Singapore Airlines (SIA) and its concert parties have so far managed to buy or get commitments for only 74.5 per cent or 1.86 billion Tiger Airways shares as of December 28, as part of its efforts to take the budget carrier private, the city-state’s flagship airline said Tuesday.
SIA will have to acquire at least 90 per cent shareholding in Tiger Airways to take it private.
This has also resulted in SIA extend its offer to buy Tiger Airways shares, by more than a week to January 8, from its initial deadline of Monday, Dec 28.
Shares in Tiger Airways closed flat at 40.5 cents on Monday while shares in SIA rose 0.63 per cent to $11.12.
“DBS wishes to announce, for and on behalf of the Offeror (SIA), that the closing date of the offer and the perpetual convertible capital securities (PCCS) offer (and consequently the closing date for acceptances of the Options Proposal) will be extended from 5.30 p.m on 28 December 2015 to 5.30 p.m. on 8 January 2016,” the airline said in a filing with SGX.
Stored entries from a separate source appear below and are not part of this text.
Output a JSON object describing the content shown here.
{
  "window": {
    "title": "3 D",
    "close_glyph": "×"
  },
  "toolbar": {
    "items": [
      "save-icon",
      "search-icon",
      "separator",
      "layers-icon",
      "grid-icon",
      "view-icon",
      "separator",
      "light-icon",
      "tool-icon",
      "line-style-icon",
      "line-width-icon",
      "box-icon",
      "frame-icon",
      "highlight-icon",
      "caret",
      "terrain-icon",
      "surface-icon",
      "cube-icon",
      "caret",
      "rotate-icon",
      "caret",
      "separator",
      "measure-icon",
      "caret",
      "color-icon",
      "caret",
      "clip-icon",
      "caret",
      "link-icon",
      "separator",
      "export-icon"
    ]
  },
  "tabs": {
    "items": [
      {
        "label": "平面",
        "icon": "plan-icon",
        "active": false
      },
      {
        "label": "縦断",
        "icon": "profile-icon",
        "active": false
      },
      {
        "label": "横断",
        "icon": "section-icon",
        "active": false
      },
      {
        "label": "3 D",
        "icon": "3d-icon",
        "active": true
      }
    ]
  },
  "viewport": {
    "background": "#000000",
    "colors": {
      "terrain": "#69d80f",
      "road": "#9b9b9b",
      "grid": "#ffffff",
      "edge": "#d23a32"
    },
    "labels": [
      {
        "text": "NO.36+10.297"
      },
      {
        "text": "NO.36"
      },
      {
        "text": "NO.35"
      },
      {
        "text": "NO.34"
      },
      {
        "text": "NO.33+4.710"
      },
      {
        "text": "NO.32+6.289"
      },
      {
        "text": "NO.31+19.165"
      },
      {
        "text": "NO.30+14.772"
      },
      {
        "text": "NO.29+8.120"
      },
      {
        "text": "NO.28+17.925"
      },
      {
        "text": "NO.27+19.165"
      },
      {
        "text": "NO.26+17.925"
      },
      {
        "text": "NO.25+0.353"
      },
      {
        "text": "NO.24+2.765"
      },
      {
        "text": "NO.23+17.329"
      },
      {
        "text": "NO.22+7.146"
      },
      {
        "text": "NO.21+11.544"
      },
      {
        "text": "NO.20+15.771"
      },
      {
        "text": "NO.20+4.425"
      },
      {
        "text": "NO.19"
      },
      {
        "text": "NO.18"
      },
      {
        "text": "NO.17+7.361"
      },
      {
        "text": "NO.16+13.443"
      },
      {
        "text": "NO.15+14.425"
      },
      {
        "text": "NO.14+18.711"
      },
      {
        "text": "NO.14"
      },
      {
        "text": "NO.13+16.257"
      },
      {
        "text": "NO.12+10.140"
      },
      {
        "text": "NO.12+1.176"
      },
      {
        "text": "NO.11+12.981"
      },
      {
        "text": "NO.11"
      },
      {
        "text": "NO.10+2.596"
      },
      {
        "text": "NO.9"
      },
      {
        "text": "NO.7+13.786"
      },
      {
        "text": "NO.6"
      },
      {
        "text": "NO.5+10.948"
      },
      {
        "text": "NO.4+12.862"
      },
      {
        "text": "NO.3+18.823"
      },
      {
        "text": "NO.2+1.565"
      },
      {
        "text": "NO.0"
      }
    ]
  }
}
In November, SIA has announced it plans to buy all the shares of Tiger Airways that it does not already own, with the aim of delisting and privatising the latter, in a deal that values the budget carrier at about S$1.02 billion ($725.46 million).
At that time SIA already owned 55.8 per cent of the low-cost-carrier, and said it would offer S$0.41 per Tiger Airways share in cash, including an option to subscribe for SIA shares at S$11.10 per share.
The move to extend the deadline comes after the Securities Investors Association Singapore (SIAS) has sought that the carrier provide shareholders more time to take a decision, and also improve the offer price.
“We are concerned only about the long-term Tiger Airways minority investors, who have stayed with the company through thick and thin. These are the shareholders who are not satisfied and may not accept the offer,” David Gerald, SIAS president and CEO had said in a letter to SIA’s chairman and board members earlier this month. Gerald’s letter also pointed out that in the past, SIA had paid more for Tiger Airways’ shares at S$0.678.
“They (Tiger Airways minority shareholders) also point out to us that SIA paid S$0.565 to increase its stake from 40 per cent to 55.8 per cent. This was only possible because minority shareholders had earlier granted a whitewash waiver without making a general offer,” his communication had added.
SIA also owns another budget carrier that operates under the Scoot brand.